Graduate School of Science and Technology

Nara Institute of Science and Technology

This project aims to develop sparse modeling and visualization techniques for a geometric transformation field, which extends a vector field to have a geometric transformation at each point. Algebra on geometric transformations stands on multiplication, not addition. Therefore, the conventional techniques defined by addition are unsuitable for analyzing geometric transformation fields.

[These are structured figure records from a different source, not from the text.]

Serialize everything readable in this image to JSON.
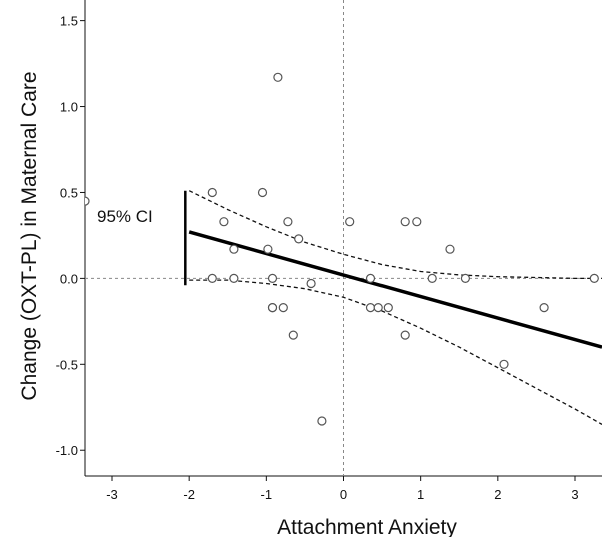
{
  "chart_data": {
    "type": "scatter",
    "xlabel": "Attachment Anxiety",
    "ylabel": "Change (OXT-PL) in Maternal Care",
    "xlim": [
      -3.35,
      3.35
    ],
    "ylim": [
      -1.15,
      1.62
    ],
    "xticks": [
      -3,
      -2,
      -1,
      0,
      1,
      2,
      3
    ],
    "yticks": [
      -1.0,
      -0.5,
      0.0,
      0.5,
      1.0,
      1.5
    ],
    "ytick_labels": [
      "-1.0",
      "-0.5",
      "0.0",
      "0.5",
      "1.0",
      "1.5"
    ],
    "xtick_labels": [
      "-3",
      "-2",
      "-1",
      "0",
      "1",
      "2",
      "3"
    ],
    "grid": false,
    "reference_lines": {
      "x": 0,
      "y": 0,
      "style": "dashed"
    },
    "points": [
      {
        "x": -3.35,
        "y": 0.45
      },
      {
        "x": -1.7,
        "y": 0.5
      },
      {
        "x": -1.7,
        "y": 0.0
      },
      {
        "x": -1.55,
        "y": 0.33
      },
      {
        "x": -1.42,
        "y": 0.17
      },
      {
        "x": -1.42,
        "y": 0.0
      },
      {
        "x": -1.05,
        "y": 0.5
      },
      {
        "x": -0.98,
        "y": 0.17
      },
      {
        "x": -0.92,
        "y": 0.0
      },
      {
        "x": -0.92,
        "y": -0.17
      },
      {
        "x": -0.92,
        "y": -0.17
      },
      {
        "x": -0.85,
        "y": 1.17
      },
      {
        "x": -0.78,
        "y": -0.17
      },
      {
        "x": -0.72,
        "y": 0.33
      },
      {
        "x": -0.65,
        "y": -0.33
      },
      {
        "x": -0.58,
        "y": 0.23
      },
      {
        "x": -0.42,
        "y": -0.03
      },
      {
        "x": -0.28,
        "y": -0.83
      },
      {
        "x": 0.08,
        "y": 0.33
      },
      {
        "x": 0.35,
        "y": 0.0
      },
      {
        "x": 0.35,
        "y": -0.17
      },
      {
        "x": 0.45,
        "y": -0.17
      },
      {
        "x": 0.58,
        "y": -0.17
      },
      {
        "x": 0.8,
        "y": 0.33
      },
      {
        "x": 0.8,
        "y": -0.33
      },
      {
        "x": 0.95,
        "y": 0.33
      },
      {
        "x": 1.15,
        "y": 0.0
      },
      {
        "x": 1.38,
        "y": 0.17
      },
      {
        "x": 1.58,
        "y": 0.0
      },
      {
        "x": 2.08,
        "y": -0.5
      },
      {
        "x": 2.6,
        "y": -0.17
      },
      {
        "x": 3.25,
        "y": 0.0
      }
    ],
    "regression_line": {
      "x": [
        -2.0,
        3.35
      ],
      "y": [
        0.27,
        -0.4
      ]
    },
    "ci_upper": {
      "x": [
        -2.0,
        -1.5,
        -1.0,
        -0.5,
        0.0,
        0.5,
        1.0,
        1.5,
        2.0,
        2.5,
        3.0,
        3.35
      ],
      "y": [
        0.51,
        0.4,
        0.3,
        0.21,
        0.14,
        0.08,
        0.04,
        0.02,
        0.01,
        0.005,
        0.0,
        0.0
      ]
    },
    "ci_lower": {
      "x": [
        -2.0,
        -1.5,
        -1.0,
        -0.5,
        0.0,
        0.5,
        1.0,
        1.5,
        2.0,
        2.5,
        3.0,
        3.35
      ],
      "y": [
        -0.01,
        -0.01,
        -0.03,
        -0.06,
        -0.11,
        -0.19,
        -0.29,
        -0.4,
        -0.52,
        -0.64,
        -0.76,
        -0.85
      ]
    },
    "annotation": {
      "text": "95% CI",
      "bar_x": -2.05,
      "bar_y": [
        0.51,
        -0.04
      ]
    }
  }
}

Meanwhile, the sparse modeling techniques defined by multiplication can guarantee that the analysis result interprets as a geometric transformation.

Assistant Professor

Medical Institute of Bioregulation

Kyushu University

In this project, I propose a data analysis framework by utilizing combinatorial Hodge decomposition as the key concept to obtain the qualitative understanding behind large scale data. I aim to obtain a qualitative interpretation of data through the structure of flows, a human-friendly concept using omics data measured biological systems at a molecule, cell, and tissue level.

PRESTO Researcher

Japan Science and Technology Agency

Near infrared imaging is an imaging modality without radiation exposure but with a compact device. In addition to medicine, the technology can potentially be utilized in different fields of science and engineering. However, its inverse problem to obtain tomographic images is nonlinear and moreover severely ill posed. My research focuses on this inverse problem. I will obtain high quality tomographic images by using the radiative transport equation without relying on the diffusion approximation and achieve a fast computation by making use of inverse series. Furthermore, I will establish a new data driven approach for the time series of successive measurements by exploring the inverse problem with the help of information science.

Postdoctoral Researcher

Center for Advanced Intelligence Project (AIP)

RIKEN

This project aims to reveal the unknown mechanisms underlying higher-order dynamic functions occasionally expressed in many types of large-scale networks. To that end, I develop a nonlinear representation learning framework applicable to large-scale network-structural time series, based on novel theoretical backgrounds, which extracts the hidden representation of the nonlinear network dynamics and the hidden factors organizing it in data-driven manner.

Associate Professor

Graduate School of Economics

Hitotsubashi University

The aim of this project is to develop new computational methods for high dimensional partial differential equations (PDEs) using higher order weak approximation of stochastic differential equations with Malliavin calculus and deep learning. Efficient numerical schemes will be provided for various linear and nonlinear PDEs and large scale simulation models.